Xu’s lab studies the chemistry of lipids to alter their electrical charge and other properties to make deliveries with the particles safer, more accurate, and reliable. The lab notes that it maintains a library of lipid-like nanoparticles that are biodegradable, non-toxic, and designed to reach specific tissue and organs. Hopewell says it has an exclusive license from Tufts University to the Xu lab technology for a broad range of clinical and commercial applications.

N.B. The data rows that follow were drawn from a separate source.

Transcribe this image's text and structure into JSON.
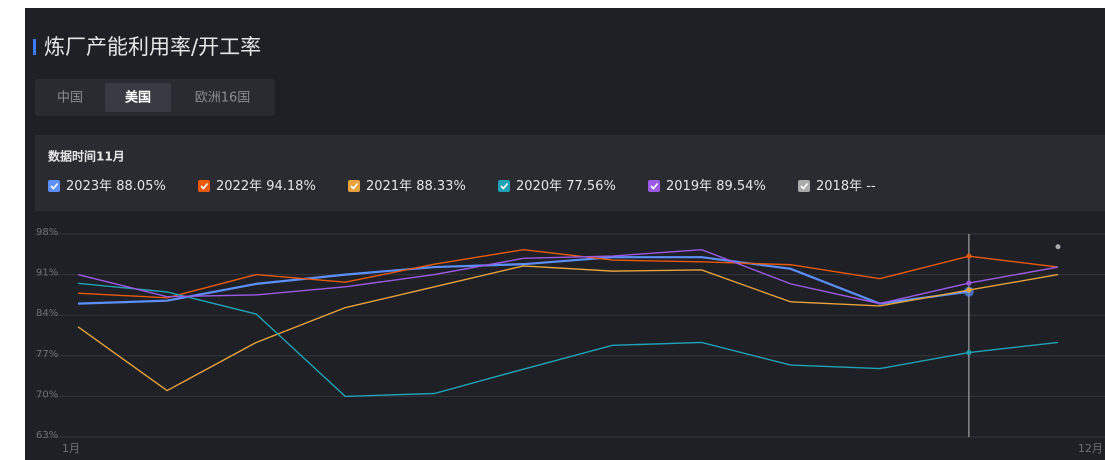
{
  "header": {
    "title": "炼厂产能利用率/开工率"
  },
  "tabs": [
    "中国",
    "美国",
    "欧洲16国"
  ],
  "active_tab": 1,
  "data_time": "数据时间11月",
  "chart_data": {
    "type": "line",
    "categories": [
      "1月",
      null,
      null,
      null,
      null,
      null,
      null,
      null,
      null,
      null,
      null,
      "12月"
    ],
    "ylim": [
      63,
      98
    ],
    "yticks": [
      {
        "value": 63,
        "label": "63%"
      },
      {
        "value": 70,
        "label": "70%"
      },
      {
        "value": 77,
        "label": "77%"
      },
      {
        "value": 84,
        "label": "84%"
      },
      {
        "value": 91,
        "label": "91%"
      },
      {
        "value": 98,
        "label": "98%"
      }
    ],
    "grid": true,
    "series": [
      {
        "name": "2023年",
        "legend_label": "88.05%",
        "color": "#5b8ff9",
        "values": [
          86.0,
          86.5,
          89.4,
          91.0,
          92.3,
          92.8,
          94.0,
          94.0,
          92.0,
          86.0,
          88.05,
          null
        ]
      },
      {
        "name": "2022年",
        "legend_label": "94.18%",
        "color": "#e8590c",
        "values": [
          87.8,
          87.0,
          91.0,
          89.7,
          92.8,
          95.3,
          93.5,
          93.2,
          92.7,
          90.3,
          94.18,
          92.3
        ]
      },
      {
        "name": "2021年",
        "legend_label": "88.33%",
        "color": "#e6a23c",
        "values": [
          82.0,
          71.0,
          79.3,
          85.3,
          88.9,
          92.5,
          91.6,
          91.8,
          86.3,
          85.6,
          88.33,
          91.0
        ]
      },
      {
        "name": "2020年",
        "legend_label": "77.56%",
        "color": "#1fa2b5",
        "values": [
          89.5,
          88.0,
          84.2,
          70.0,
          70.5,
          74.7,
          78.8,
          79.3,
          75.4,
          74.8,
          77.56,
          79.3
        ]
      },
      {
        "name": "2019年",
        "legend_label": "89.54%",
        "color": "#9b59e6",
        "values": [
          91.0,
          87.2,
          87.5,
          88.9,
          91.0,
          93.8,
          94.2,
          95.3,
          89.4,
          86.0,
          89.54,
          92.3
        ]
      },
      {
        "name": "2018年",
        "legend_label": "--",
        "color": "#aaaaaa",
        "values": [
          null,
          null,
          null,
          null,
          null,
          null,
          null,
          null,
          null,
          null,
          null,
          95.8
        ]
      }
    ]
  }
}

Reach cells and tissue throughout the body

The company calls its process tissue-targeted lipid nanoparticles or ttLNPs. Xu says in a Hopewell Therapeutics statement released through Cision, “I began designing novel LNPs for genetic drug delivery during my post-doctoral work in the laboratory of Professor Robert Langer at MIT and carried it forward as I built my own research group at Tufts. We continue to innovate and expand our ttLNP platform, as we develop LNPs with the potential to bring next generation genomic medicines to patients with high unmet medical needs.”

Hopewell Therapeutics says its ttLNPs are designed to reach cells and tissue throughout the body, but outside the liver. In Feb. 2022, for example, Xu and colleagues published a paper in PNAS demonstrating delivery of mRNA with lipid-like nanoparticles to lab mice induced with the rare lung disease lymphangioleiomyomatosis or LAM that affects mainly women of child-bearing age. The researchers designed lipid nanoparticles that successfully delivered mRNA to correct for mutations in the tuberous sclerosis complex 2 or Tsc2 gene responsible for LAM. The authors note that most lipid nanoparticles today deliver genetic therapies to the liver and spleen.

The company’s first product, says CEO Louis Brenner, will deliver therapies for lung diseases, while also “exploring the potential of our ttLNP platform for patients with unmet needs in oncology, infectious diseases, rare genetic diseases, and neurological disorders.” The company says in addition to mRNA, its ttLNPs can also deliver small interfering RNA for gene-silencing therapies, DNA, gene-editing, and gene-writing treatments.

Hopewell Therapeutics is raising $25 million in seed funds from a group of venture investors that Hopewell says finances science-based start-ups: Mass Ave Capital, 5Y Capital, HIKE Capital, BOPU Capital, IMO Capital and WS Investments. The company says the funds are administered in a series of tranches, with most of the funds already delivered. According to Crunchbase, Hopewell already raised $8 million in Oct. 2021 and $7.1 million in Feb. 2022.